Another article on Mashable talked about a website called Formspring which allows you to subscribe to particular people whose questions appear in your inbox, and their conversations will show up in your feed.  You can in turn send out questions for your friends to answer.  Formspring has various celebrities you can subscribe to on the website who have been verified to be celebrities.  Like Quora this website was also unable to be viewed unless subscribed to and this time I decided to take a look.  This look required me to sign in either via Facebook or Twitter and to create a screen name.

(One a side note I find it interesting and a little disturbing how both Facebook and Twitter seem to be tying a lot of different websites together.  I wonder if this is a trend that will continue and flourish.  I am not sure I want Facebook to track my movements on websites other than Facebook.)

At this time the only friend I have on the website is Formspring itself because I cannot figure out how to search the community.

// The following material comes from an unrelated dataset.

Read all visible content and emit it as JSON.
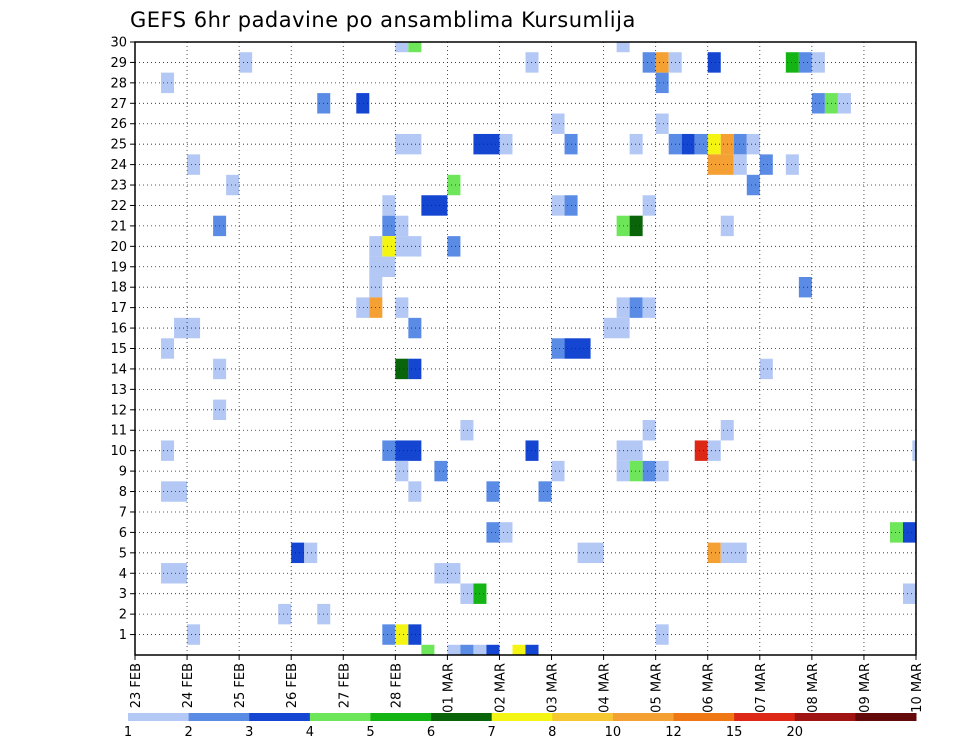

Looking beyond the easily found websites, an advanced Google search found that some universities offer question and answer resources as well.

Go Ask Alice! is Columbia University’s Health Q&A Internet Service.  A similar sounding website is Just Ask Antoine! with questions and answers relating to chemistry.  If you are curious about astronomy then Ask An Astronomer at Cornell University’s website.  Sex, Etc. is a development of Answer, a website by Rutgers University.

Whether you hate them or like them, given the proliferation of websites that are available, it would appear that the question and answer format websites are here to stay.